The finance minister loses no time in reacting to remarks that the Labour Party makes from time to time, and in a number of cases, he has good reason to do so, for the PL has a glaring tendency to miss the big picture in its earnestness to put the government in a bad light, particularly at present when the political situation is uncertain.
The European Commission, which must certainly be aware of this, is not influenced by the political nuances of party talk. After reviewing the government’s financial position, it has come to the conclusion that no further steps are required insofar as the excessive deficit procedure is concerned. The Commission had given Malta up to last year to bring the deficit down to below the three per cent threshold required under EU rules. The Commission now feels the government has taken effective action towards a timely and sustainable correction of the excessive deficit.
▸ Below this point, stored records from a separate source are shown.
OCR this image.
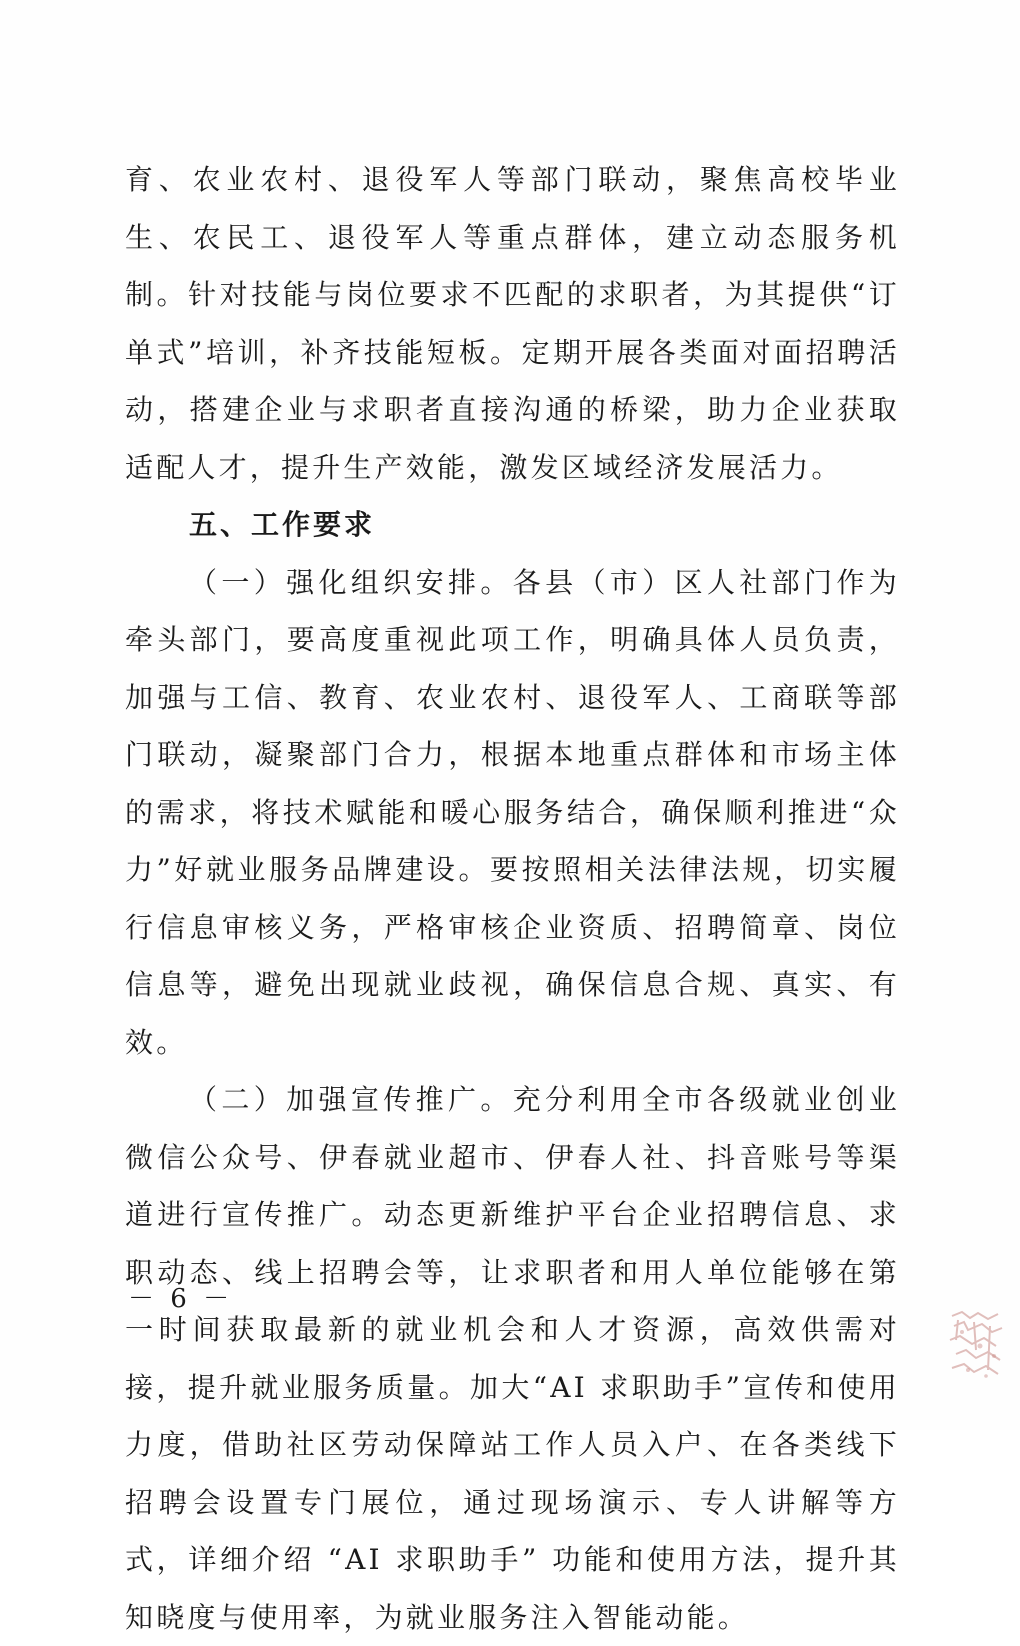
育、农业农村、退役军人等部门联动，聚焦高校毕业生、农民工、退役军人等重点群体，建立动态服务机制。针对技能与岗位要求不匹配的求职者，为其提供“订单式”培训，补齐技能短板。定期开展各类面对面招聘活动，搭建企业与求职者直接沟通的桥梁，助力企业获取适配人才，提升生产效能，激发区域经济发展活力。

五、工作要求

（一）强化组织安排。各县（市）区人社部门作为牵头部门，要高度重视此项工作，明确具体人员负责，加强与工信、教育、农业农村、退役军人、工商联等部门联动，凝聚部门合力，根据本地重点群体和市场主体的需求，将技术赋能和暖心服务结合，确保顺利推进“众力”好就业服务品牌建设。要按照相关法律法规，切实履行信息审核义务，严格审核企业资质、招聘简章、岗位信息等，避免出现就业歧视，确保信息合规、真实、有效。

（二）加强宣传推广。充分利用全市各级就业创业微信公众号、伊春就业超市、伊春人社、抖音账号等渠道进行宣传推广。动态更新维护平台企业招聘信息、求职动态、线上招聘会等，让求职者和用人单位能够在第一时间获取最新的就业机会和人才资源，高效供需对接，提升就业服务质量。加大“AI 求职助手”宣传和使用力度，借助社区劳动保障站工作人员入户、在各类线下招聘会设置专门展位，通过现场演示、专人讲解等方式，详细介绍 “AI 求职助手” 功能和使用方法，提升其知晓度与使用率，为就业服务注入智能动能。

－ 6 －
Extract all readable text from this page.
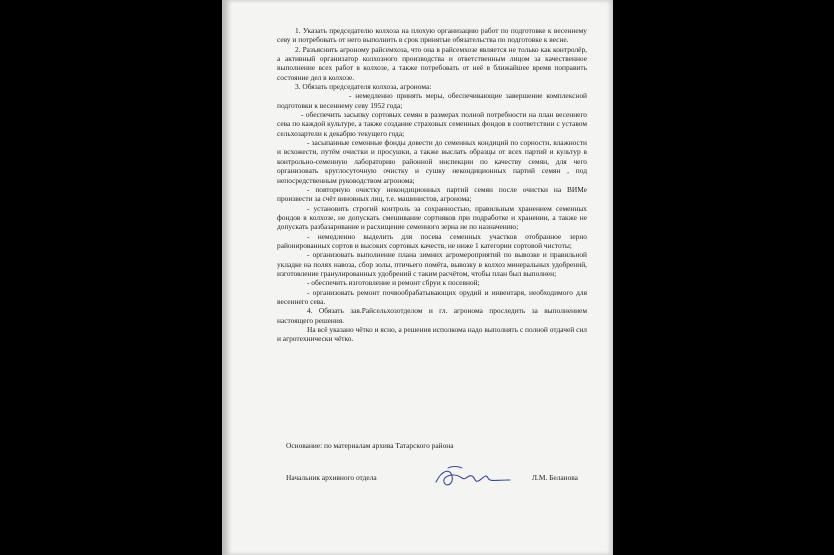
1. Указать председателю колхоза на плохую организацию работ по подготовке к весеннему севу и потребовать от него выполнить в срок принятые обязательства по подготовке к весне.

2. Разъяснить агроному райсемхоза, что она в райсемхозе является не только как контролёр, а активный организатор колхозного производства и ответственным лицом за качественное выполнение всех работ в колхозе, а также потребовать от неё в ближайшее время поправить состояние дел в колхозе.

3. Обязать председателя колхоза, агронома:

- немедленно принять меры, обеспечивающие завершение комплексной подготовки к весеннему севу 1952 года;

- обеспечить засыпку сортовых семян в размерах полной потребности на план весеннего сева по каждой культуре, а также создание страховых семенных фондов в соответствии с уставом сельхозартели к декабрю текущего года;

- засыпанные семенные фонды довести до семенных кондиций по сорности, влажности и всхожести, путём очистки и просушки, а также выслать образцы от всех партий и культур в контрольно-семенную лабораторию районной инспекции по качеству семян, для чего организовать круглосуточную очистку и сушку некондиционных партий семян , под непосредственным руководством агронома;

- повторную очистку некондиционных партий семян после очистки на ВИМе произвести за счёт виновных лиц, т.е. машинистов, агронома;

- установить строгий контроль за сохранностью, правильным хранением семенных фондов в колхозе, не допускать смешивание сортняков при подработке и хранении, а также не допускать разбазаривание и расхищение семенного зерна не по назначению;

- немедленно выделить для посева семенных участков отобранное зерно районированных сортов и высоких сортовых качеств, не ниже 1 категории сортовой чистоты;

- организовать выполнение плана зимних агромероприятий по вывозке и правильной укладке на полях навоза, сбор золы, птичьего помёта, вывозку в колхоз минеральных удобрений, изготовление гранулированных удобрений с таким расчётом, чтобы план был выполнен;

- обеспечить изготовление и ремонт сбруи к посевной;

- организовать ремонт почвообрабатывающих орудий и инвентаря, необходимого для весеннего сева.

4. Обязать зав.Райсельхозотделом и гл. агронома проследить за выполнением настоящего решения.

На всё указано чётко и ясно, а решения исполкома надо выполнять с полной отдачей сил и агротехнически чётко.

Основание: по материалам архива Татарского района
Начальник архивного отдела	Л.М. Беланова
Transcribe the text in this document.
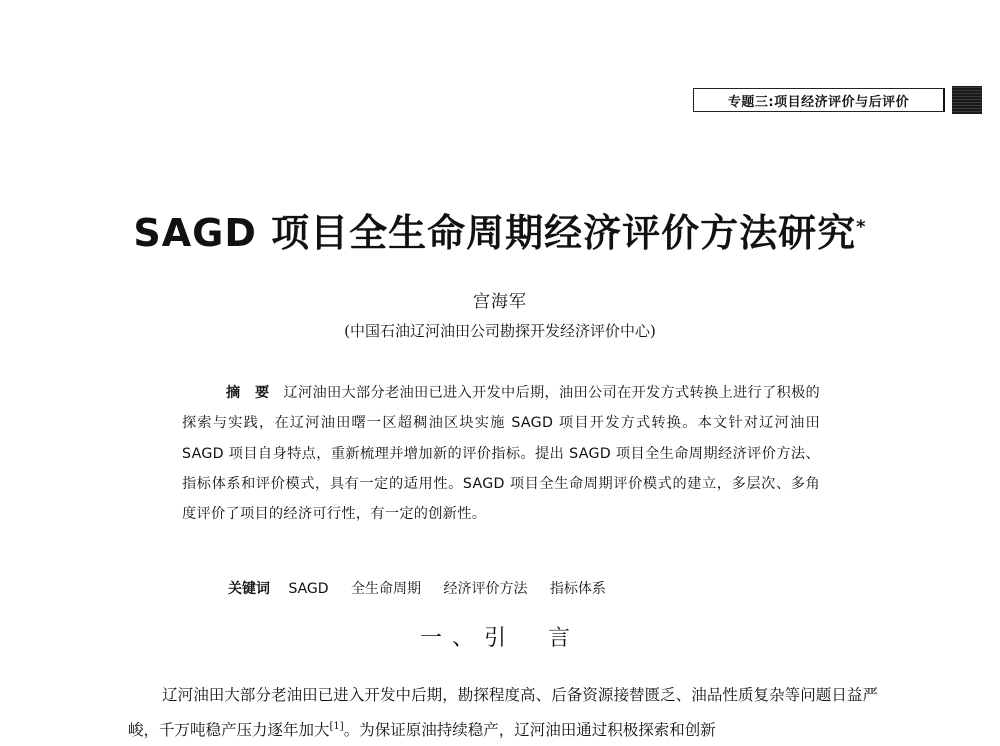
专题三:项目经济评价与后评价
SAGD 项目全生命周期经济评价方法研究*
宫海军
(中国石油辽河油田公司勘探开发经济评价中心)
摘　要 辽河油田大部分老油田已进入开发中后期，油田公司在开发方式转换上进行了积极的探索与实践，在辽河油田曙一区超稠油区块实施 SAGD 项目开发方式转换。本文针对辽河油田 SAGD 项目自身特点，重新梳理并增加新的评价指标。提出 SAGD 项目全生命周期经济评价方法、指标体系和评价模式，具有一定的适用性。SAGD 项目全生命周期评价模式的建立，多层次、多角度评价了项目的经济可行性，有一定的创新性。
关键词 SAGD 全生命周期 经济评价方法 指标体系
一、引　言
辽河油田大部分老油田已进入开发中后期，勘探程度高、后备资源接替匮乏、油品性质复杂等问题日益严峻，千万吨稳产压力逐年加大[1]。为保证原油持续稳产，辽河油田通过积极探索和创新
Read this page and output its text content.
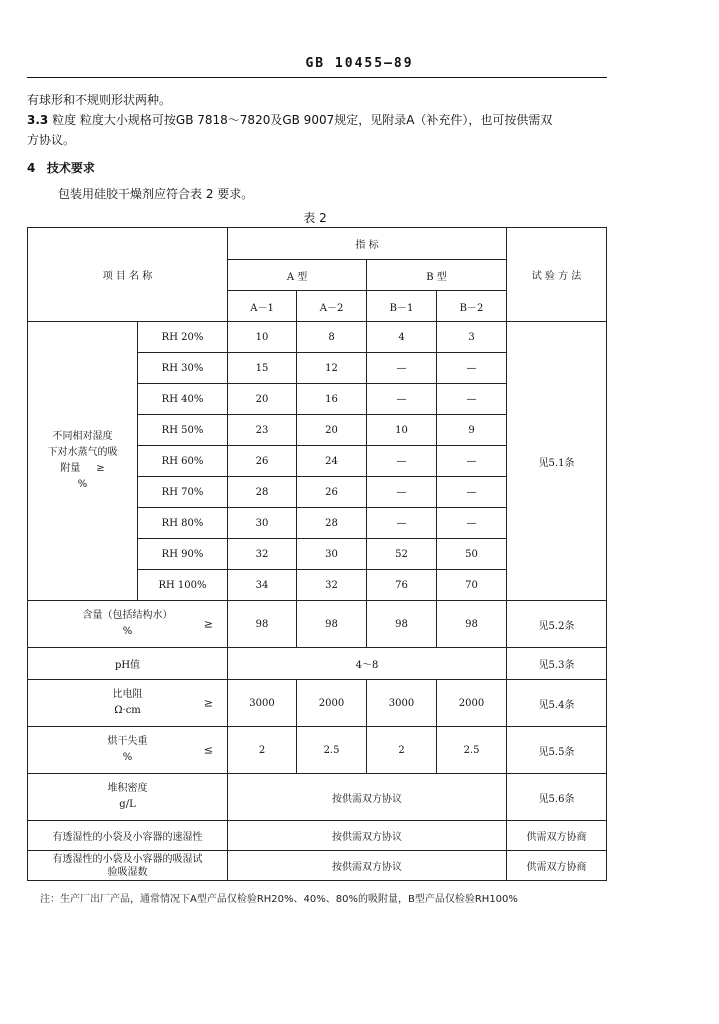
GB 10455—89
有球形和不规则形状两种。
3.3 粒度 粒度大小规格可按GB 7818～7820及GB 9007规定，见附录A（补充件），也可按供需双
方协议。
4 技术要求
包装用硅胶干燥剂应符合表 2 要求。
表 2
项 目 名 称		指 标				试 验 方 法
		A 型		B 型		
		A－1	A－2	B－1	B－2	

不同相对湿度
下对水蒸气的吸
附量 ≥
%	RH 20%	10	8	4	3	见5.1条
	RH 30%	15	12	—	—	
	RH 40%	20	16	—	—	
	RH 50%	23	20	10	9	
	RH 60%	26	24	—	—	
	RH 70%	28	26	—	—	
	RH 80%	30	28	—	—	
	RH 90%	32	30	52	50	
	RH 100%	34	32	76	70	

含量（包括结构水）
%
≥		98	98	98	98	见5.2条
pH值		4～8				见5.3条

比电阻
Ω·cm
≥		3000	2000	3000	2000	见5.4条

烘干失重
%
≤		2	2.5	2	2.5	见5.5条

堆积密度
g/L		按供需双方协议				见5.6条
有透湿性的小袋及小容器的速湿性		按供需双方协议				供需双方协商

有透湿性的小袋及小容器的吸湿试
验吸湿数		按供需双方协议				供需双方协商
注：生产厂出厂产品，通常情况下A型产品仅检验RH20%、40%、80%的吸附量，B型产品仅检验RH100%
So, that hurdle may be over for now, but there is no guarantee that things will run as smoothly as originally forecast. There is certainly no shortage of advice in reports about the island’s economic situation, but very often Malta only follows those recommendations that are less politically damaging. There are some long-term sustainability issues, for instance, that have become too hot to handle for the two main parties, which is a shame considering the impact these are expected to have on Malta’s future finances and the burden they will impose on future generations.
Free health care to all, stipends and welfare are key issues that cry out for sensible reform, but neither of the two parties will dare touch them for fear of losing votes. On the contrary, they defend them with all their might acting as if they feel sure they have a secret formula to ensure a kind of long-term economic growth that will see each administration through with flying colours. The stark truth, however, is that they have no such magic formula.
The IMF’s main advice to Malta is not to take its economic resilience for granted. Like the EU Commission, it expects the deficit to continue to fall following the measures taken in the budget for this year, and, also, the subsequent cut in expenditure, estimated at about €40 million, demanded by Brussels. However, it is also aware that the composition of the adjustment remains what it has so clearly described as “suboptimal”.
It particularly calls for bold policy actions to reduce contingent liabilities arising from public corporations. The restructuring of Air Malta has been taken well in hand but what about that which is also so badly needed at Enemalta? It is a hot potato, one that could help bring about a reduction in utility rates if it is combined with other timely measures.
In view of the turbulent political situation in which the government has found itself, it remains to be seen how successful the government will be in exercising the kind of fiscal discipline which both the EU Commission and the IMF are demanding. Hopefully, however, Malta will not get derailed in its economic programme by political uncertainty.